Many companies, including Nike and eyewear retailer Warby Parker, have been diversifying their sourcing away from China. Shoe brand Steve Madden says it plans to cut imports from China by as much as 45% next year.

The National Retail Federation is forecasting higher prices for U.S. shoppers if Trump’s new tariffs are implemented. For example, an $80 pair of men’s jeans would cost $90 to $96.

— Anne D’Innocenzio

Energy

FILE - Solar panels are moved at the First Solar manufacturing plant on Oct. 6, 2021, in Walbridge, Ohio. (AP Photo/Tony Dejak)
FILE – Solar panels are moved at the First Solar manufacturing plant on Oct. 6, 2021, in Walbridge, Ohio. (AP Photo/Tony Dejak) 

Trump has said he wants to “drill, drill, drill” starting on Day 1 of his presidency, so it’s expected that traditional fossil fuel-focused companies will get a boost and renewable energy outfits could be disadvantaged.

Oilfield services companies including Haliburton and Schlumberger would likely benefit from initiatives to expand drilling in the Gulf of Mexico and Alaska. Natural gas companies including EQT and CNX Resources could benefit from facilities and pipeline projects. Meanwhile, clean energy companies, such as First Solar and many electric vehicle makers, could have a harder time growing if Trump cuts tax credits and other incentives for the industry.
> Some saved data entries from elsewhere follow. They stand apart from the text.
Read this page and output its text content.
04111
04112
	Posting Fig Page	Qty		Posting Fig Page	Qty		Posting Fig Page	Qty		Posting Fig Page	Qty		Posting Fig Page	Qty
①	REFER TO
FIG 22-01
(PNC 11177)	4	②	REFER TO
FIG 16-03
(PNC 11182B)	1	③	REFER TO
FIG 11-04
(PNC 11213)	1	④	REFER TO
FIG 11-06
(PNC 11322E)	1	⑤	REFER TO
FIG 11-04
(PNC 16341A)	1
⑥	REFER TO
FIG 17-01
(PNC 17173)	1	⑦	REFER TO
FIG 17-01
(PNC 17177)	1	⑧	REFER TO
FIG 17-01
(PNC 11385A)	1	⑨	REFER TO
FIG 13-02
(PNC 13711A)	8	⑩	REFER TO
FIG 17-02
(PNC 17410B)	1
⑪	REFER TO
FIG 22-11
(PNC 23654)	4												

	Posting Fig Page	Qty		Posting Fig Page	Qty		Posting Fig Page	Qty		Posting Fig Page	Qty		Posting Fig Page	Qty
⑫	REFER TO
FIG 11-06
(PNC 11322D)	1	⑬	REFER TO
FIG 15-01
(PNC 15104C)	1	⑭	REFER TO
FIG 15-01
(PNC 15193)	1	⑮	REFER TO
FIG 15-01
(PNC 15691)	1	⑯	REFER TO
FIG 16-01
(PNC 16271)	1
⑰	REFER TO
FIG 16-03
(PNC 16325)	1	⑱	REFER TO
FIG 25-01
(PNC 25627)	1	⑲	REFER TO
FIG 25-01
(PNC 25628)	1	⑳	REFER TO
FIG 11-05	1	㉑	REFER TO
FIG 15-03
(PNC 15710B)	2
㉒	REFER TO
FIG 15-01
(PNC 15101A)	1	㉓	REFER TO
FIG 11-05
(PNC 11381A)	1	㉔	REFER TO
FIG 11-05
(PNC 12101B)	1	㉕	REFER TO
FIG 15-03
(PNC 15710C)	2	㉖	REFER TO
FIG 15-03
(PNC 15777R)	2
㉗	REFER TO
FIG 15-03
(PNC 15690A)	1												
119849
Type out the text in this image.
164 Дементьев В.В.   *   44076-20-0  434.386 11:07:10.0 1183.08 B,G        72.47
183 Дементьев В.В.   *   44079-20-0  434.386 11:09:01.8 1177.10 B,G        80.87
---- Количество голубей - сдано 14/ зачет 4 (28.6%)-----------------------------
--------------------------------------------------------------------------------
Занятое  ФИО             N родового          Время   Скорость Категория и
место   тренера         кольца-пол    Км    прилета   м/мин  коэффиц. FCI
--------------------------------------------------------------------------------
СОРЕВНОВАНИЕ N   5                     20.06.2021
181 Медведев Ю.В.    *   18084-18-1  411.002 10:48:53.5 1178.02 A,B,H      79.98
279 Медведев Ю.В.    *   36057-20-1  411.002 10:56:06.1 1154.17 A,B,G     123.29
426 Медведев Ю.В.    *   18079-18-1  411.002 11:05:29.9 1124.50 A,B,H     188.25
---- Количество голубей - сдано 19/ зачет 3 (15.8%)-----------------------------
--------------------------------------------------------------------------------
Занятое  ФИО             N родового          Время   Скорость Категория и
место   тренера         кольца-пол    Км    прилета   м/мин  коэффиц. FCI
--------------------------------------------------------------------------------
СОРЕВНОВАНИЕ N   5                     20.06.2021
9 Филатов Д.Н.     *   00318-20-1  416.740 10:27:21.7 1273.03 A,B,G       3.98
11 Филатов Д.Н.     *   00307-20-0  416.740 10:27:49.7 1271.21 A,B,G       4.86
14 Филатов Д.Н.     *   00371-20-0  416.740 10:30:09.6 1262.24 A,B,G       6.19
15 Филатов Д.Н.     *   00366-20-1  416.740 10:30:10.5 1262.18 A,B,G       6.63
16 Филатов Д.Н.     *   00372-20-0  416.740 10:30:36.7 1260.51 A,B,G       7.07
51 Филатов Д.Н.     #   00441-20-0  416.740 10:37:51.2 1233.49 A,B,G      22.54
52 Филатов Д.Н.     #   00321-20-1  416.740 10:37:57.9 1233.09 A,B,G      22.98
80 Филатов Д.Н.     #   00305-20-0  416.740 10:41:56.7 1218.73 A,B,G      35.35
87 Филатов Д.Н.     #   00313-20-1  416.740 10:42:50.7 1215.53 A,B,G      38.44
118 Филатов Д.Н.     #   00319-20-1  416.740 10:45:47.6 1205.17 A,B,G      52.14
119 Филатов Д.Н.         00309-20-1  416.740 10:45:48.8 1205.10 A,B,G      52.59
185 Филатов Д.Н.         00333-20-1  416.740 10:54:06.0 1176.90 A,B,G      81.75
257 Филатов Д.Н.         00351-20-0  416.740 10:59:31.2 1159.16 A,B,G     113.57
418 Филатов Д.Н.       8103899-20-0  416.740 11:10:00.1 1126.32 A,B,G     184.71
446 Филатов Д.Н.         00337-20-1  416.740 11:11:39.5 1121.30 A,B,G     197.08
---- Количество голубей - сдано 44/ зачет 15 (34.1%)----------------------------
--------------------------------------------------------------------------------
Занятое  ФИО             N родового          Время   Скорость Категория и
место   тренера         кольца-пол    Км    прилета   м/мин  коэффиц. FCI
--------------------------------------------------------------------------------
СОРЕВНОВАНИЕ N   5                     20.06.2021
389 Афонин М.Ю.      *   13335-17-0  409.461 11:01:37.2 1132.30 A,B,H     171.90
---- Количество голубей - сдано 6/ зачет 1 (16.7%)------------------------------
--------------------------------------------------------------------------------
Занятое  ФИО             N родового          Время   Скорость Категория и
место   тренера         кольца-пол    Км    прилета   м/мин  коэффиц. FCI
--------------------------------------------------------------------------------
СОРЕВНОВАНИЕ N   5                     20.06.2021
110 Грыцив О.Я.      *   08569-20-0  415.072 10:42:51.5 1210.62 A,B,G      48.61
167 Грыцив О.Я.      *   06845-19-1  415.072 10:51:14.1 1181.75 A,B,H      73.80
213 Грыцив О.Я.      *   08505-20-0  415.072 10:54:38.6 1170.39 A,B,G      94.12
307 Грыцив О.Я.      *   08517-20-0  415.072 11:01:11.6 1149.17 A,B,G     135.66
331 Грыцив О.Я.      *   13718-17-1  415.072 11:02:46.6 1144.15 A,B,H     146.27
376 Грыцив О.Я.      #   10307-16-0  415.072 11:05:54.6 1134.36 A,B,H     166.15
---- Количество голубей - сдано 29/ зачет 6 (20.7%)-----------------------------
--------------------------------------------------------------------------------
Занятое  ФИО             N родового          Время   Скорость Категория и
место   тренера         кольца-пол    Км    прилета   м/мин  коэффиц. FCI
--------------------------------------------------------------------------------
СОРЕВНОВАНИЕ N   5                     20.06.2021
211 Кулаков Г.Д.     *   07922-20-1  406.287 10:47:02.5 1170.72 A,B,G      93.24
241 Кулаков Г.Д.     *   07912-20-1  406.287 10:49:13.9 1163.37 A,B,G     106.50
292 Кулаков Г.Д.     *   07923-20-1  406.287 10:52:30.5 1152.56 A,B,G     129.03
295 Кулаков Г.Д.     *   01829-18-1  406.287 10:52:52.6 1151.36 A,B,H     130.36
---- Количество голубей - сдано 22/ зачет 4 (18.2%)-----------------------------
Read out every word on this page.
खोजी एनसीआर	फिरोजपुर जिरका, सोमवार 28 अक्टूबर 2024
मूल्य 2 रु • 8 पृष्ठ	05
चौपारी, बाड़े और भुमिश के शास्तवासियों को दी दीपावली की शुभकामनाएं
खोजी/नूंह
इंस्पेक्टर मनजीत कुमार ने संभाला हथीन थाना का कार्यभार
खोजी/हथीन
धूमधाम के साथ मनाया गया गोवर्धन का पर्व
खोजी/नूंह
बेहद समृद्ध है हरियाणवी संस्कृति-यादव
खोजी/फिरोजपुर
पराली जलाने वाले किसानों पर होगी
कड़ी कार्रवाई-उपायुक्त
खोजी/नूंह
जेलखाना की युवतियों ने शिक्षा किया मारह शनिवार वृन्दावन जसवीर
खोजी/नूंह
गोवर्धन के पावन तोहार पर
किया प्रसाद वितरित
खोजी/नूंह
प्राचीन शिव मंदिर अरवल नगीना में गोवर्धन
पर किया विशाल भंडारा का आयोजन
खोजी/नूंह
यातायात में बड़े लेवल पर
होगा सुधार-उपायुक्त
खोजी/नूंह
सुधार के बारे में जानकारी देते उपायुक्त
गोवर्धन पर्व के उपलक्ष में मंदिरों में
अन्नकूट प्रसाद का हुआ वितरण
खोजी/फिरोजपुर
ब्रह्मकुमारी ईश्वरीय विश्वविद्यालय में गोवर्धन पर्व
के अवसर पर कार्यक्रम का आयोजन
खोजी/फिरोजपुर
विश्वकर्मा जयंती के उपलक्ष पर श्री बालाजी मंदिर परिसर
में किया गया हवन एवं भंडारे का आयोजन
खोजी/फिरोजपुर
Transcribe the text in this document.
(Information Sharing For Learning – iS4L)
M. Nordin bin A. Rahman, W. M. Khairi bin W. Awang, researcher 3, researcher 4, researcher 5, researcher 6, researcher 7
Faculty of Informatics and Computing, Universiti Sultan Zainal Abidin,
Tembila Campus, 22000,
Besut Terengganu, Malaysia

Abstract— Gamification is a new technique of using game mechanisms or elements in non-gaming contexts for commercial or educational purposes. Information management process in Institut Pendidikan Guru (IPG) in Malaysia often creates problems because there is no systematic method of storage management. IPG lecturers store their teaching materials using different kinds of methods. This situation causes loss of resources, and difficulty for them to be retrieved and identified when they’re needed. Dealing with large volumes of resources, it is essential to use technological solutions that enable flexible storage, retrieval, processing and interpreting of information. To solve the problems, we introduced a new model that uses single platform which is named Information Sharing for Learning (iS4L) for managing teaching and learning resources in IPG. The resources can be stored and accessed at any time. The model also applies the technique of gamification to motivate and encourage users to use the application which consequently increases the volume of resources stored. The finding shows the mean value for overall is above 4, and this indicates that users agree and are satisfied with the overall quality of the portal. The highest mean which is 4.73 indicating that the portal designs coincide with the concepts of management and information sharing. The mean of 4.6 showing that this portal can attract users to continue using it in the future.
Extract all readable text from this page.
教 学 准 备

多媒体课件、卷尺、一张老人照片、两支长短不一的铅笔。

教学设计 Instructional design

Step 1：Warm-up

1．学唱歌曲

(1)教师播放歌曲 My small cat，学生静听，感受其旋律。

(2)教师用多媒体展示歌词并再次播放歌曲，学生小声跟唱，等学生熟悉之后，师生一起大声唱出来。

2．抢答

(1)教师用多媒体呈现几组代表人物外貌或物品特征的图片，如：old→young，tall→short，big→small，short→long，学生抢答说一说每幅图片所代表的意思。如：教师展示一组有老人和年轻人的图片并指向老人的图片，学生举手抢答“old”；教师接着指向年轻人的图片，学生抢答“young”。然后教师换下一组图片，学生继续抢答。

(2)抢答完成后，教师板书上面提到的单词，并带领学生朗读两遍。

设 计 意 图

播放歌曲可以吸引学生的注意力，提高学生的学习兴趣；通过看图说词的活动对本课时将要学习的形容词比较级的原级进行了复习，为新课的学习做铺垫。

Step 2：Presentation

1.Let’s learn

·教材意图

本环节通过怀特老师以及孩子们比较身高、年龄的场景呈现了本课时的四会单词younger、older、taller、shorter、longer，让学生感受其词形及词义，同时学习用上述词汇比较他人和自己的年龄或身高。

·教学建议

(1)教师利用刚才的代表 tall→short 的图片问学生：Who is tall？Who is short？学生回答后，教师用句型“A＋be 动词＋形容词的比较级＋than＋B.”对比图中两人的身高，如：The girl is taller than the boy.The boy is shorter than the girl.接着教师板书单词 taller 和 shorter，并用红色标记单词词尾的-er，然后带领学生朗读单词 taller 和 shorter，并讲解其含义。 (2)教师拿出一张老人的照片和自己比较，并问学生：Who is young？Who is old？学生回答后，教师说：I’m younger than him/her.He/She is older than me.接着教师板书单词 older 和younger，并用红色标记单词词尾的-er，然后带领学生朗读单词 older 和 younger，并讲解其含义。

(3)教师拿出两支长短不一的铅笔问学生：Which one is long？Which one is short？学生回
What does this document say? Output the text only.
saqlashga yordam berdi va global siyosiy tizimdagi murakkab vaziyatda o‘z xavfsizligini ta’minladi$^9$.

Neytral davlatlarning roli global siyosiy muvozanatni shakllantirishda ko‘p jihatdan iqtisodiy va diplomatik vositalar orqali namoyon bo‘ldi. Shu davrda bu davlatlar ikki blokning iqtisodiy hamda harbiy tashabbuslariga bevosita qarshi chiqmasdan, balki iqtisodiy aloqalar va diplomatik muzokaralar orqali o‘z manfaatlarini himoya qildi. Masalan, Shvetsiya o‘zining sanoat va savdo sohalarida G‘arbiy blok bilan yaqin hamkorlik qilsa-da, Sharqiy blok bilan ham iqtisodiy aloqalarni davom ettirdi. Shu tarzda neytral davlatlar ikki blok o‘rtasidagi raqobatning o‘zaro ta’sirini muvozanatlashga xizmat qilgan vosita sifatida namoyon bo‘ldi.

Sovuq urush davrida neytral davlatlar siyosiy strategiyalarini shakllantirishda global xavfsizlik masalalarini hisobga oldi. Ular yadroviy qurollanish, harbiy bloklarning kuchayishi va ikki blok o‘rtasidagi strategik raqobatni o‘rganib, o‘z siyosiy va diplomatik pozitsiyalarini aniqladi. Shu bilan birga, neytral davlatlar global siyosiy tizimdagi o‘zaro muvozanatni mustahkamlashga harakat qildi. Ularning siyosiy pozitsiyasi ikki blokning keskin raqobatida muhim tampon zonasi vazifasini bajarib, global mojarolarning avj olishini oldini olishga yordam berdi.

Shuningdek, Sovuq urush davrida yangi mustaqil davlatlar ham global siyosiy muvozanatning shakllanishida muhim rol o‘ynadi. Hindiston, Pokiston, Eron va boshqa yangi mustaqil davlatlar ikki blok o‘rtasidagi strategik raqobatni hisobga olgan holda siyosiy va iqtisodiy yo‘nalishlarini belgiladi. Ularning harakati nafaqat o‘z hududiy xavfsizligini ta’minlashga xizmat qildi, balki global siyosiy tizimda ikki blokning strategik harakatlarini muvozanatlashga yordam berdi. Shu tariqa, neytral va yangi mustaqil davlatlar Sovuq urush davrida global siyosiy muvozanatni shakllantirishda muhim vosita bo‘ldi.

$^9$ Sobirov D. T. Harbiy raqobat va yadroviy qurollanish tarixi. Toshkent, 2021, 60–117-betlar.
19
But remember Trump’s first term, says Austin Pickle, investment strategy analyst at Wells Fargo Investment Institute. The thought back then, like now, was that Trump would boost prices for oil-and-gas stocks. But energy stocks ended up struggling late in his term when the price of oil briefly went below zero during the COVID-19 pandemic.

— Damian Troise

Health Care

Drugmakers, insurers and other health care companies could benefit from fewer regulatory roadblocks to mergers and a lighter regulatory stance overall.

Insurers, in particular, may see some regulatory relief for Medicare Advantage plans, which are privately run versions of the government’s Medicare program mainly for people ages 65 and older. Under Democratic leadership, some insurers were facing smaller bonus payments tied to their Medicare Advantage plans. Some drugmakers are facing revenue hits on certain drugs covered by Medicare. Those challenges could abate under Republican rule, analysts at Morningstar noted.

A second Trump administration also may challenge health care companies.

The approval of drugs and vaccines could become less predictable, depending on the role anti-vaccine activist Robert F. Kennedy Jr. plays, said Morningstar analyst Karen Andersen.

Health insurers that sell coverage on the Affordable Care Act’s insurance marketplaces or manage state-and-federally funded Medicaid coverage could face challenges if Republicans attempt to dismantle parts of the law, said Julie Utterback of Morningstar.

In particular, extra subsidies that help people buy marketplace coverage are slated to expire at the end of next year, which could lead to enrollment drops.

— Tom Murphy

Autos

The auto industry is another that should welcome less restrictive regulations but dread tariffs.

Trump is likely to roll back or scrap tailpipe emissions limits for 2027 through 2032 imposed by the Biden administration. Companies like General Motors, Ford and Stellantis could more easily sell larger, less-efficient vehicles without paying hefty fines.